US military plotted revenge on Wikileaks

Considered using site to spread propaganda

The US military was so fearful of classified information ending up on Wikileaks it considered ways to undermine the organisation, a newly published secret report on the site appears to show.

In an ironic twist, Wikileaks has now published what appears to be an assessment of the site and the danger is poses to US military confidentiality, apparently from the US Army and Counterintelligence center and dated 18 March 2008.

Most of the report is a measured analysis of the site's activities, modus operandi, funding and history, which then details numerous documents allegedly leaked to Wikileaks relating to US military activities in Iraq, Afghanistan and beyond that it sees as having handed intelligence to agencies hostile to the US.

Eventually, however, the document turns to possible counter-measures, including placing fabricated information as a means of discrediting its reliability, spreading propaganda, and of prosecuting anyone within the US military, intelligence or government departments found leaking to it.

"The identification, exposure, termination of employment, criminal prosecution, legal action against current or former insiders, leakers, or whistleblowers could potentially damage or destroy this center of gravity and deter others considering similar actions," it notes.
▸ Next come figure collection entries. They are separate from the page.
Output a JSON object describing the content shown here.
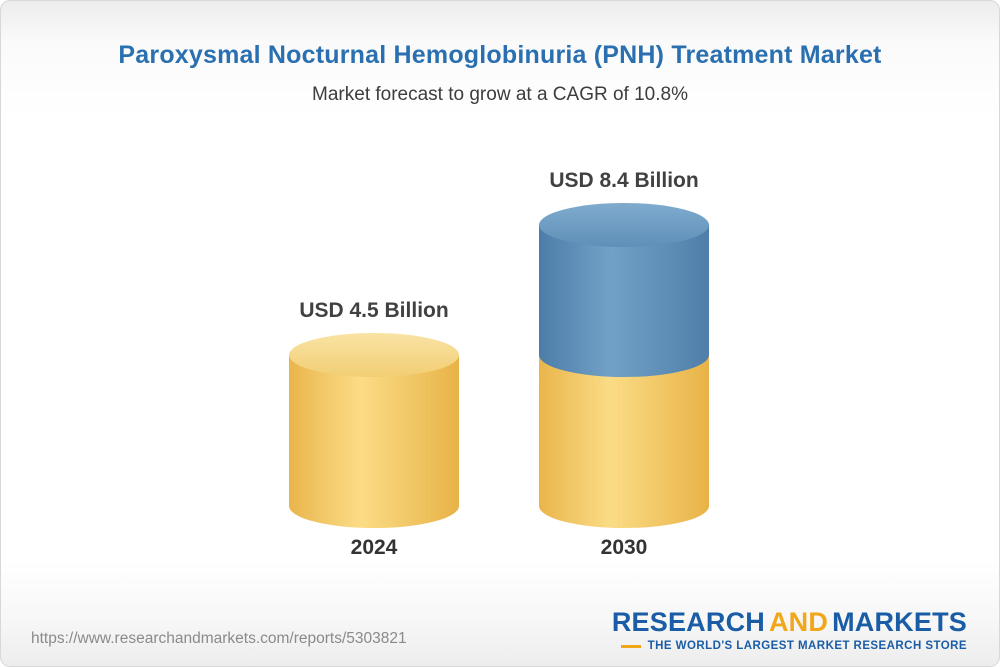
{
  "header": {
    "title": "Paroxysmal Nocturnal Hemoglobinuria (PNH) Treatment Market",
    "subtitle": "Market forecast to grow at a CAGR of 10.8%"
  },
  "chart_data": {
    "type": "bar",
    "subtype": "3d-cylinder",
    "title": "Paroxysmal Nocturnal Hemoglobinuria (PNH) Treatment Market",
    "subtitle": "Market forecast to grow at a CAGR of 10.8%",
    "unit": "USD Billion",
    "cagr_percent": 10.8,
    "categories": [
      "2024",
      "2030"
    ],
    "values": [
      4.5,
      8.4
    ],
    "value_labels": [
      "USD 4.5 Billion",
      "USD 8.4 Billion"
    ],
    "ylim": [
      0,
      9.2
    ],
    "grid": false,
    "legend_position": "none",
    "bars": [
      {
        "category": "2024",
        "value": 4.5,
        "label": "USD 4.5 Billion",
        "segments": [
          {
            "name": "2024-total",
            "value": 4.5,
            "color": "yellow"
          }
        ]
      },
      {
        "category": "2030",
        "value": 8.4,
        "label": "USD 8.4 Billion",
        "segments": [
          {
            "name": "2030-base",
            "value": 4.5,
            "color": "yellow"
          },
          {
            "name": "2030-growth",
            "value": 3.9,
            "color": "blue"
          }
        ]
      }
    ],
    "palette": {
      "yellow": {
        "edge": "#E9B54B",
        "mid": "#FBDC86",
        "edge2": "#E8B347",
        "cap_light": "#F9E3A4",
        "cap_dark": "#F2CE74"
      },
      "blue": {
        "edge": "#4C7DA9",
        "mid": "#72A1C7",
        "edge2": "#4F7FA9",
        "cap_light": "#7FABCE",
        "cap_dark": "#5F8FB8"
      }
    },
    "colors": {
      "title": "#2A70B0",
      "subtitle": "#3D3D3D",
      "value_label": "#414141",
      "category_label": "#333333"
    }
  },
  "footer": {
    "url": "https://www.researchandmarkets.com/reports/5303821",
    "logo": {
      "research": "RESEARCH",
      "and": "AND",
      "markets": "MARKETS",
      "tagline": "THE WORLD'S LARGEST MARKET RESEARCH STORE"
    }
  }
}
A justification for following this course of action is considered to be that other countries have attempted to do the same.

"The governments of China, Israel, North Korea, Russia, Thailand, Zimbabwe, and several other countries have blocked access to Wikileaks.org-type Web sites, claimed they have the right to investigate and prosecute Wikileaks.org and associated whistleblowers, or insisted they remove false, sensitive, or classified government information, propaganda, or malicious content from the Internet," says the report.

That the US military was concerned over the danger posed by Wikileaks is probably not a surprise, but that this document itself has leaked will prove a huge embarrassment, assuming it is genuine. That wouldn't have been in the mind of the author when compiling the report.

Wikileaks itself believes the plan to attack it did not come to fruition.

"As two years have passed since the date of the report, with no WikiLeaks' source exposed, it appears that this plan was ineffective." It says in its official introduction.

The date of March 2008 puts the report's creation within the dying days of the US administration of President Bush. It is possible that the Obama administration would be less likely to act on such an analysis.

Wikileaks sprang to prominence in the US a few months after the report's date, publishing email messages allegedly hacked from the mailbox of vice presidential candidate, Sarah Palin.